As far as I know, David Foster Wallace had nothing to say about Jane Austen. (Admittedly, I don’t know for sure, since I’ve never read a word by DFW, the acclaimed postmodern novelist and essayist. But consultations with a fan closely related to me by blood suggest that, indeed, DFW wasn’t into JA.)
So it came as a pleasant surprise to see Jane Austen making an uncredited cameo appearance in The End of the Tour, the (wonderful) new film about DFW’s 1996 road trip with Rolling Stone journalist David Lipsky.
Visiting the gargantuan Mall of America in Bloomington, Minn., DFW, Lipsky and two female friends gaze up at a movie theater’s listings board, mulling over which feature to see. They reject an Adam Sandler vehicle before settling on Broken Arrow, the 1996 action thriller starring John Travolta as a villainous Air Force pilot bent on selling nuclear weapons to terrorists.
But for Janeites, the real news is the listed movie that the group doesn’t even consider: Sense and Sensibility, the Ang Lee film of Emma Thompson’s screenplay.
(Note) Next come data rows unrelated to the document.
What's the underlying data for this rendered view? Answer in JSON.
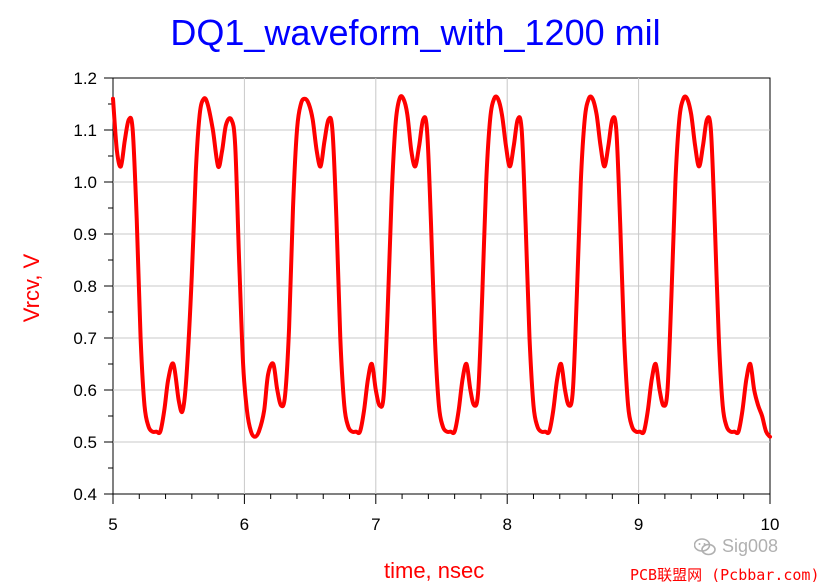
{
  "chart_data": {
    "type": "line",
    "title": "DQ1_waveform_with_1200 mil",
    "xlabel": "time, nsec",
    "ylabel": "Vrcv, V",
    "xlim": [
      5,
      10
    ],
    "ylim": [
      0.4,
      1.2
    ],
    "x_ticks": [
      "5",
      "6",
      "7",
      "8",
      "9",
      "10"
    ],
    "y_ticks": [
      "0.4",
      "0.5",
      "0.6",
      "0.7",
      "0.8",
      "0.9",
      "1.0",
      "1.1",
      "1.2"
    ],
    "grid": true,
    "colors": {
      "title": "#0000ff",
      "labels": "#ff0000",
      "series": "#ff0000",
      "grid": "#c8c8c8"
    },
    "series": [
      {
        "name": "Vrcv",
        "x": [
          5.0,
          5.03,
          5.06,
          5.09,
          5.12,
          5.15,
          5.18,
          5.21,
          5.24,
          5.27,
          5.3,
          5.33,
          5.36,
          5.39,
          5.42,
          5.46,
          5.5,
          5.53,
          5.56,
          5.6,
          5.63,
          5.66,
          5.69,
          5.72,
          5.76,
          5.8,
          5.83,
          5.86,
          5.9,
          5.93,
          5.96,
          5.99,
          6.02,
          6.05,
          6.08,
          6.11,
          6.15,
          6.18,
          6.22,
          6.25,
          6.28,
          6.31,
          6.34,
          6.37,
          6.4,
          6.43,
          6.46,
          6.49,
          6.52,
          6.55,
          6.58,
          6.61,
          6.64,
          6.67,
          6.7,
          6.73,
          6.76,
          6.79,
          6.82,
          6.85,
          6.88,
          6.91,
          6.94,
          6.97,
          7.0,
          7.03,
          7.06,
          7.09,
          7.12,
          7.15,
          7.18,
          7.21,
          7.24,
          7.27,
          7.3,
          7.33,
          7.36,
          7.39,
          7.42,
          7.45,
          7.48,
          7.51,
          7.54,
          7.57,
          7.6,
          7.63,
          7.66,
          7.69,
          7.72,
          7.75,
          7.78,
          7.81,
          7.84,
          7.87,
          7.9,
          7.93,
          7.96,
          7.99,
          8.02,
          8.05,
          8.08,
          8.11,
          8.14,
          8.17,
          8.2,
          8.23,
          8.26,
          8.29,
          8.32,
          8.35,
          8.38,
          8.41,
          8.44,
          8.47,
          8.5,
          8.53,
          8.56,
          8.59,
          8.62,
          8.65,
          8.68,
          8.71,
          8.74,
          8.77,
          8.8,
          8.83,
          8.86,
          8.89,
          8.92,
          8.95,
          8.98,
          9.01,
          9.04,
          9.07,
          9.1,
          9.13,
          9.16,
          9.19,
          9.22,
          9.25,
          9.28,
          9.31,
          9.34,
          9.37,
          9.4,
          9.43,
          9.46,
          9.49,
          9.52,
          9.55,
          9.58,
          9.61,
          9.64,
          9.67,
          9.7,
          9.73,
          9.76,
          9.79,
          9.82,
          9.85,
          9.88,
          9.91,
          9.94,
          9.97,
          10.0
        ],
        "y": [
          1.16,
          1.06,
          1.03,
          1.08,
          1.12,
          1.1,
          0.93,
          0.7,
          0.57,
          0.53,
          0.52,
          0.52,
          0.52,
          0.56,
          0.62,
          0.65,
          0.58,
          0.56,
          0.63,
          0.82,
          1.02,
          1.13,
          1.16,
          1.15,
          1.1,
          1.03,
          1.06,
          1.11,
          1.12,
          1.07,
          0.85,
          0.65,
          0.56,
          0.52,
          0.51,
          0.52,
          0.56,
          0.63,
          0.65,
          0.6,
          0.57,
          0.59,
          0.72,
          0.95,
          1.1,
          1.15,
          1.16,
          1.15,
          1.12,
          1.06,
          1.03,
          1.08,
          1.12,
          1.1,
          0.93,
          0.7,
          0.57,
          0.53,
          0.52,
          0.52,
          0.52,
          0.56,
          0.62,
          0.65,
          0.6,
          0.57,
          0.59,
          0.75,
          0.97,
          1.11,
          1.16,
          1.16,
          1.13,
          1.06,
          1.03,
          1.07,
          1.12,
          1.1,
          0.92,
          0.7,
          0.57,
          0.53,
          0.52,
          0.52,
          0.52,
          0.56,
          0.62,
          0.65,
          0.6,
          0.57,
          0.6,
          0.78,
          1.0,
          1.12,
          1.16,
          1.16,
          1.13,
          1.07,
          1.03,
          1.07,
          1.12,
          1.1,
          0.92,
          0.7,
          0.57,
          0.53,
          0.52,
          0.52,
          0.52,
          0.56,
          0.62,
          0.65,
          0.6,
          0.57,
          0.6,
          0.78,
          1.0,
          1.12,
          1.16,
          1.16,
          1.13,
          1.07,
          1.03,
          1.07,
          1.12,
          1.1,
          0.92,
          0.7,
          0.57,
          0.53,
          0.52,
          0.52,
          0.52,
          0.56,
          0.62,
          0.65,
          0.6,
          0.57,
          0.6,
          0.78,
          1.0,
          1.12,
          1.16,
          1.16,
          1.13,
          1.07,
          1.03,
          1.07,
          1.12,
          1.1,
          0.92,
          0.7,
          0.57,
          0.53,
          0.52,
          0.52,
          0.52,
          0.56,
          0.62,
          0.65,
          0.6,
          0.57,
          0.55,
          0.52,
          0.51
        ]
      }
    ]
  },
  "watermark": {
    "logo_text": "Sig008",
    "site": "PCB联盟网 (Pcbbar.com)"
  }
}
Apparently not even the ladies are interested. Although we get a silly clip of Travolta taking a missile to the stomach, the most we see of Lee’s beautiful adaptation is a blurry background shot of the familiar green-and-yellow two-girls-in-bonnets poster, which the group passes on its way out of the theater.
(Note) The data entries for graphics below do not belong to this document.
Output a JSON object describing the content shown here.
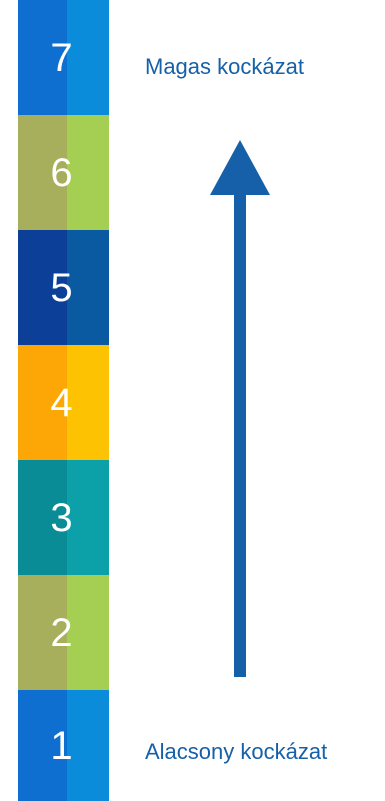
{
  "scale": {
    "levels": [
      {
        "number": "7",
        "color_left": "#0f6fd0",
        "color_right": "#0a8cdb"
      },
      {
        "number": "6",
        "color_left": "#a7ae5c",
        "color_right": "#a5cf52"
      },
      {
        "number": "5",
        "color_left": "#0b3f98",
        "color_right": "#0a5aa2"
      },
      {
        "number": "4",
        "color_left": "#fca705",
        "color_right": "#fdc202"
      },
      {
        "number": "3",
        "color_left": "#0a8c97",
        "color_right": "#0ca0a8"
      },
      {
        "number": "2",
        "color_left": "#a7ae5c",
        "color_right": "#a5cf52"
      },
      {
        "number": "1",
        "color_left": "#0f6fd0",
        "color_right": "#0a8cdb"
      }
    ]
  },
  "labels": {
    "high": "Magas kockázat",
    "low": "Alacsony kockázat",
    "color": "#1560a8"
  },
  "arrow": {
    "color": "#1560a8",
    "direction": "up"
  }
}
If I were so inclined, I could probably milk all this for a metaphor: the iconic (male) author of a new kind of novel casting aside the iconic (female) progenitor of the old kind! The quintessential consumer/observer/critic of pop culture spurning the quintessential exemplar of high culture! I sense a dissertation coming on.
Or maybe DFW just didn't like costume drama.